De fato, o constante acúmulo de possibilidades de consumo distrai o coração e impede apreciar cada coisa e cada momento.
“A sobriedade, vivida livre e conscientemente, é libertadora. Não se trata de menos vida, nem vida de baixa intensidade; é precisamente o contrário. Com efeito, as pessoas que saboreiam mais e vivem melhor cada momento são aquelas que deixam de debicar aqui e ali, sempre à procura do que não têm, e experimentam o que significa dar apreço a cada pessoa e a cada coisa, aprendem a familiarizar com as coisas mais simples e sabem alegrar-se com elas. Desse modo conseguem reduzir o número das necessidades insatisfeitas e diminuem o cansaço e a ansiedade. É possível necessitar de pouco e viver muito, sobretudo quando se é capaz de dar espaço a outros prazeres, encontrando satisfação nos encontros fraternos, no serviço, na frutificação dos próprios carismas, na música e na arte, no contato com a natureza, na oração. A felicidade exige saber limitar algumas necessidades que nos entorpecem, permanecendo assim disponíveis para as múltiplas possibilidades que a vida oferece” (Carta encíclica Laudato si' nº 223).

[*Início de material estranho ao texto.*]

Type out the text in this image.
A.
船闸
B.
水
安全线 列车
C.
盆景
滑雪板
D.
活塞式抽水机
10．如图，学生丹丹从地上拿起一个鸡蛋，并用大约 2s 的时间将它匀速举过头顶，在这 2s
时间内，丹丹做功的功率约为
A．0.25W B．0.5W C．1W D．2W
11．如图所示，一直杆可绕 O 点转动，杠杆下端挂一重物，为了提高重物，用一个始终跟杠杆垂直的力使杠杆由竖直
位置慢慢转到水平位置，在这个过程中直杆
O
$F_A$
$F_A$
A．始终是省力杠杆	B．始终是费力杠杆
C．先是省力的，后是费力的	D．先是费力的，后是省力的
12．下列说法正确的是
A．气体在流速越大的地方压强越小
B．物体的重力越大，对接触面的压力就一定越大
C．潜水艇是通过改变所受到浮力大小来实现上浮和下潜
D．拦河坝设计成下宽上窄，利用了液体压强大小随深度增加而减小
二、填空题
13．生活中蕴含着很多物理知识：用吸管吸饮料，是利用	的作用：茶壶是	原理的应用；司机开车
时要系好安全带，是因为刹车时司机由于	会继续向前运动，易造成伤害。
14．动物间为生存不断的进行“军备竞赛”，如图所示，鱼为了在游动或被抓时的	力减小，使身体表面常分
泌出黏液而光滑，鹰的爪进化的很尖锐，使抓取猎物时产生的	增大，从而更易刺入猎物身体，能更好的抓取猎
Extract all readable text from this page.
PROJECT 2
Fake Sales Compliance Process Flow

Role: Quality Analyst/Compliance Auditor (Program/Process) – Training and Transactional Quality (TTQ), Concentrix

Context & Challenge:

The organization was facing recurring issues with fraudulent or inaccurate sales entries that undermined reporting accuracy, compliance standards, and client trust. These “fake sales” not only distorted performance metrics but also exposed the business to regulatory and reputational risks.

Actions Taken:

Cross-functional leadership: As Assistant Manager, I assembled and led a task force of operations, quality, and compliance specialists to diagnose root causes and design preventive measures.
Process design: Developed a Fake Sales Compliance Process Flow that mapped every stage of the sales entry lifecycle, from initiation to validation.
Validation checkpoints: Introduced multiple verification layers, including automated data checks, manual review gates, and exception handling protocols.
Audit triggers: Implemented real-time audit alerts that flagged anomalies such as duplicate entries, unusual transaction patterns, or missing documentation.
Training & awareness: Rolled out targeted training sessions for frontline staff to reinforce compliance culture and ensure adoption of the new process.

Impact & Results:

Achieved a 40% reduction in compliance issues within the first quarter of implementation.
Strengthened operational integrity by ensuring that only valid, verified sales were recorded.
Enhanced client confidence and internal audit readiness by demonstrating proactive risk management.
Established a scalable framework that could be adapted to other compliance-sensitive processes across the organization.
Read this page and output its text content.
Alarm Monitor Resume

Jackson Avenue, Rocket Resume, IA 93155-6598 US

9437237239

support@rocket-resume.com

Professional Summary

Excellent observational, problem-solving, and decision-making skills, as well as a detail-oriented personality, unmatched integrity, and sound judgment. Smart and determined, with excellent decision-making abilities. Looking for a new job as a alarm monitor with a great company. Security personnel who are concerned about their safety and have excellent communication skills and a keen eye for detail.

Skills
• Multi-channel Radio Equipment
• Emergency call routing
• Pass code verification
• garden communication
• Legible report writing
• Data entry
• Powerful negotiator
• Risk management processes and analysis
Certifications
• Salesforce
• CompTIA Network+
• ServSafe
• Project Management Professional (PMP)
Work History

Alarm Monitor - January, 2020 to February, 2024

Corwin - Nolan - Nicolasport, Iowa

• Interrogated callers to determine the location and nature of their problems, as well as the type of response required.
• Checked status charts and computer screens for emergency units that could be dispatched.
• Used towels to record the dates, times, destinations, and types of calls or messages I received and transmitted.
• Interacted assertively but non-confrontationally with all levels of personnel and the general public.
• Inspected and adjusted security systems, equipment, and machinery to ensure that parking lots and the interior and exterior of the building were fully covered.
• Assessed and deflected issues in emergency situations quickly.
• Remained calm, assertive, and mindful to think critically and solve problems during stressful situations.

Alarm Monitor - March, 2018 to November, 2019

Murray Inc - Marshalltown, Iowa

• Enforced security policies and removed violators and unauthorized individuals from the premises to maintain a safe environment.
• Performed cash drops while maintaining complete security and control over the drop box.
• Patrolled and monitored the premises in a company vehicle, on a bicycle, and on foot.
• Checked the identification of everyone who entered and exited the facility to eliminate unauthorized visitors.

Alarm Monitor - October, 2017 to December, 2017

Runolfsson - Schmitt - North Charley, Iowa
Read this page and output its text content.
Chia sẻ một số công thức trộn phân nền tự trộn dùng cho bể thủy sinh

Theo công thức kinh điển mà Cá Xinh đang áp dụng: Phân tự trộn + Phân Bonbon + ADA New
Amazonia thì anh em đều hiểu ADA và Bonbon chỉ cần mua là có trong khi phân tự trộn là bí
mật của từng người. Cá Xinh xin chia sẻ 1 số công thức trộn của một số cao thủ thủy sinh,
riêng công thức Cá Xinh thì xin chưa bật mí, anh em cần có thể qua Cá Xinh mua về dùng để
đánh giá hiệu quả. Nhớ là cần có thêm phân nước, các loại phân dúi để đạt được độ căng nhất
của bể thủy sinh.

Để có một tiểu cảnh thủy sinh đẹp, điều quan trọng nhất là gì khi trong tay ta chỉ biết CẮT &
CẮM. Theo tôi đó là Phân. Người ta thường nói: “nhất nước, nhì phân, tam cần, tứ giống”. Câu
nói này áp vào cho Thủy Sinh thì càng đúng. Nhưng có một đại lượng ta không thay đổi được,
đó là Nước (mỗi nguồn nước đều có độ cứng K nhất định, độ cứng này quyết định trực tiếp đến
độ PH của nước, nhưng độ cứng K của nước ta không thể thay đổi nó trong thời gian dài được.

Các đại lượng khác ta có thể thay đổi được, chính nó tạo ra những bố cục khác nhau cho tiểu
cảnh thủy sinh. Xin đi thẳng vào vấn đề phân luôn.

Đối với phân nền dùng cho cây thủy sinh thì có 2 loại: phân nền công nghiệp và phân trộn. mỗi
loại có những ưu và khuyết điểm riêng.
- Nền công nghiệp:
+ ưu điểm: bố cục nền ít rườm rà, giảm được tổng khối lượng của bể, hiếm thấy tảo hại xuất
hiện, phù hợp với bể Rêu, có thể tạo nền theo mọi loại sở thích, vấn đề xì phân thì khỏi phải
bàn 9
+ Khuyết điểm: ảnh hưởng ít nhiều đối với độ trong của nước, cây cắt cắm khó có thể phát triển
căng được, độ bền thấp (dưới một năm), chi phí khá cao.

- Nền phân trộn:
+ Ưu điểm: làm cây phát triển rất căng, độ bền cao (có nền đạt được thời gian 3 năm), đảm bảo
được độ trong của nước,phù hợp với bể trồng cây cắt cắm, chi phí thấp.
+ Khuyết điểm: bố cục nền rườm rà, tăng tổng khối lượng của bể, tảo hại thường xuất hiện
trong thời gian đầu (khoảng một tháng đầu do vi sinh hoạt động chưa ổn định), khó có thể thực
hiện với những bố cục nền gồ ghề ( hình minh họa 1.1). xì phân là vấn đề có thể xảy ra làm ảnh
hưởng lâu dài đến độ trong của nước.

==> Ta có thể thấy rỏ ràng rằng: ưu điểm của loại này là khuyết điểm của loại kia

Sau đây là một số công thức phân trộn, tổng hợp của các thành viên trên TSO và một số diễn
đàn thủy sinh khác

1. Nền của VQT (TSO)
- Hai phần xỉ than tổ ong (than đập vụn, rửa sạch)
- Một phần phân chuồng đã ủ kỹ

O convite é claro e decisivo:
“A sobriedade e a humildade não desfrutaram de positiva consideração no século passado. Mas, quando se debilita de forma generalizada o exercício de alguma virtude na vida pessoal e social, isso acaba por provocar variados desequilíbrios, mesmo ambientais. Por isso, não basta falar apenas da integridade dos ecossistemas; é preciso ter a coragem de falar da integridade da vida humana, da necessidade de incentivar e conjugar todos os grandes valores. O desaparecimento da humildade, num ser humano excessivamente entusiasmado com a possibilidade de dominar tudo sem limite algum, só pode acabar por prejudicar a sociedade e o meio ambiente. Não é fácil desenvolver esta humildade sadia e uma sobriedade feliz, se nos tornamos autônomos, se excluímos Deus da nossa vida fazendo o nosso eu ocupar o seu lugar, se pensamos ser a nossa subjetividade que determina o que é bem e o que é mal” (Carta encíclica Laudato si' nº 224).
Gostaria de expressar um grande agradecimento a Andrea Segrè por este livro, que nos ajuda a entender a questão do que os pobres comem e, portanto, a buscar a resposta, a tornar nossa a fome deles. E isso nos ajuda a entender a importância do alimento, a viver melhor, porque no compartilhamento todos ficamos saciados, não com fome! Os pobres comem o que encontram, o que sobra, muitas vezes o que é possível.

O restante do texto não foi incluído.